Now is Not the Time to Attack Iran's Nuclear Sites Says
Meir Dagan in His First American Interview
The former head of Israel's intelligence service believes the Iranian regime is a rational one and even its president, Mahmoud Ahmadinejad - who has called for Israel to be annihilated - acts in a somewhat rational way when it comes to Iran's nuclear ambitions. While the possibility of a nuclear-armed Iran becomes an election-year issue, ex-Mossad chief Meir Dagan sits down with Lesley Stahl to discuss the Iranian nuclear program and stress that now is not the time to attack it. The 60 MINUTES interview will be broadcast Sunday, March 11 (7:00-8:00 PM, ET/PT) on the CBS Television Network. An excerpt of it will be broadcast on the CBS EVENING NEWS tonight (8), where Stahl will appear to discuss the interview with Scott Pelley.
"The regime in Iran is a very rational one," says the former top Israeli spymaster. And President Ahmadinejad? "The answer is yes," he replies. "Not exactly our rational, but I think he is rational," Dagan tells Stahl.
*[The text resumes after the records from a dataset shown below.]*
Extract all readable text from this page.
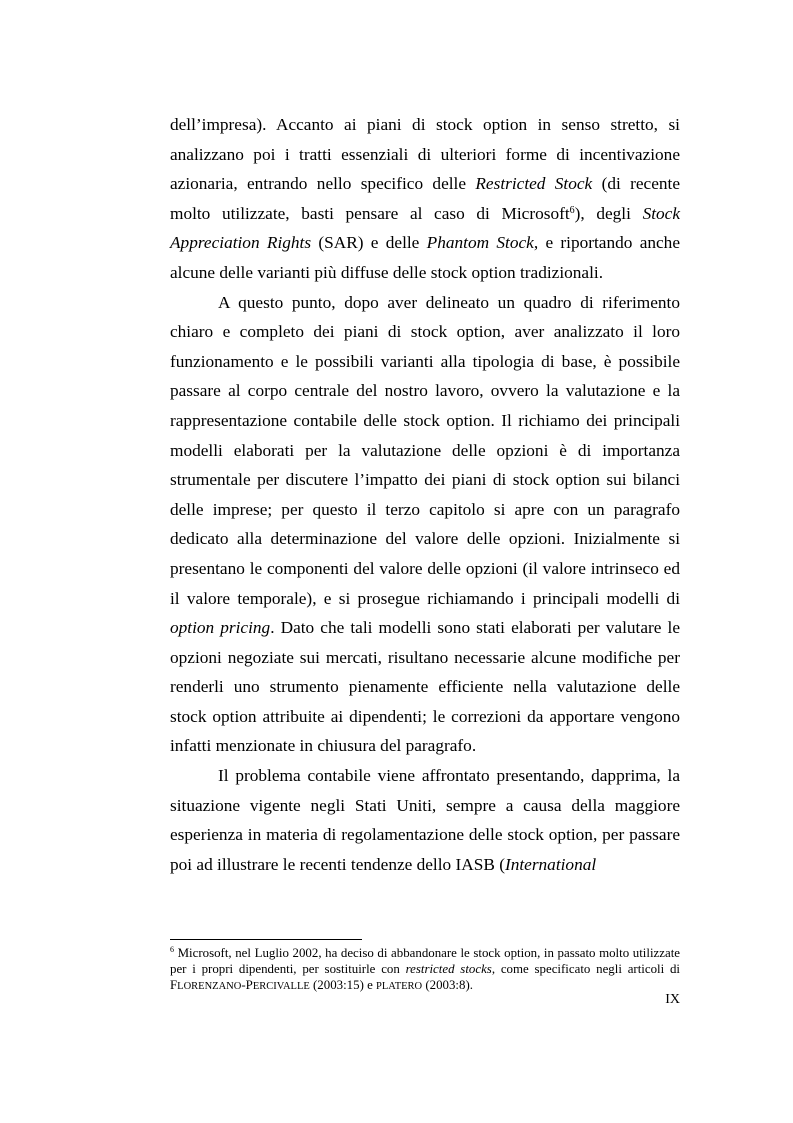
dell’impresa). Accanto ai piani di stock option in senso stretto, si analizzano poi i tratti essenziali di ulteriori forme di incentivazione azionaria, entrando nello specifico delle Restricted Stock (di recente molto utilizzate, basti pensare al caso di Microsoft$^6$), degli Stock Appreciation Rights (SAR) e delle Phantom Stock, e riportando anche alcune delle varianti più diffuse delle stock option tradizionali.

A questo punto, dopo aver delineato un quadro di riferimento chiaro e completo dei piani di stock option, aver analizzato il loro funzionamento e le possibili varianti alla tipologia di base, è possibile passare al corpo centrale del nostro lavoro, ovvero la valutazione e la rappresentazione contabile delle stock option. Il richiamo dei principali modelli elaborati per la valutazione delle opzioni è di importanza strumentale per discutere l’impatto dei piani di stock option sui bilanci delle imprese; per questo il terzo capitolo si apre con un paragrafo dedicato alla determinazione del valore delle opzioni. Inizialmente si presentano le componenti del valore delle opzioni (il valore intrinseco ed il valore temporale), e si prosegue richiamando i principali modelli di option pricing. Dato che tali modelli sono stati elaborati per valutare le opzioni negoziate sui mercati, risultano necessarie alcune modifiche per renderli uno strumento pienamente efficiente nella valutazione delle stock option attribuite ai dipendenti; le correzioni da apportare vengono infatti menzionate in chiusura del paragrafo.

Il problema contabile viene affrontato presentando, dapprima, la situazione vigente negli Stati Uniti, sempre a causa della maggiore esperienza in materia di regolamentazione delle stock option, per passare poi ad illustrare le recenti tendenze dello IASB (International

$^6$ Microsoft, nel Luglio 2002, ha deciso di abbandonare le stock option, in passato molto utilizzate per i propri dipendenti, per sostituirle con restricted stocks, come specificato negli articoli di FLORENZANO-PERCIVALLE (2003:15) e PLATERO (2003:8).

IX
It's a different kind of rational, says Dagan, not rational in the Western-thinking sense. "But no doubt, they are considering all the implications of their actions...They will have to pay dearly...and I think the Iranians at this point in time are...very careful on the project," says Dagan. "They are not running..."
So he doesn't advocate a pre-emptive Israeli military strike against Iran's nuclear industry anytime soon, an attack that he said would have to be against "a large number of targets." There is time to wait before such dire actions need to be taken. In the meantime, he thinks that to foment regime change is a smarter tactic. "It's our duty to help anyone who likes to present an open opposition against their regime in Iran," says Dagan. He refused to answer whether Israel has supported the youth groups who have publicly protested against the regime in the past.
Ultimately, the Iranians cannot be allowed to get a nuclear weapon, but an attack on their nuclear sites now would be a mistake, he says. "An attack on Iran before you are exploring all other approaches is not the right way," Dagan tells Stahl.
He also believes the U.S. will intervene if necessary. "And [President Obama] said openly that the military option is on the table and he is not going to let Iran become a nuclear state and from my experience, I usually trust the president of the U.S.," he says. "The issue of Iran armed with a nuclear capability is not an Israeli problem; it's an international problem."
When Stahl suggests he seems to want to wait and have the U.S. attack Iranian nuclear sites, Dagan replies, "if I prefer that someone will do it, I always prefer that Americans will do it," he says.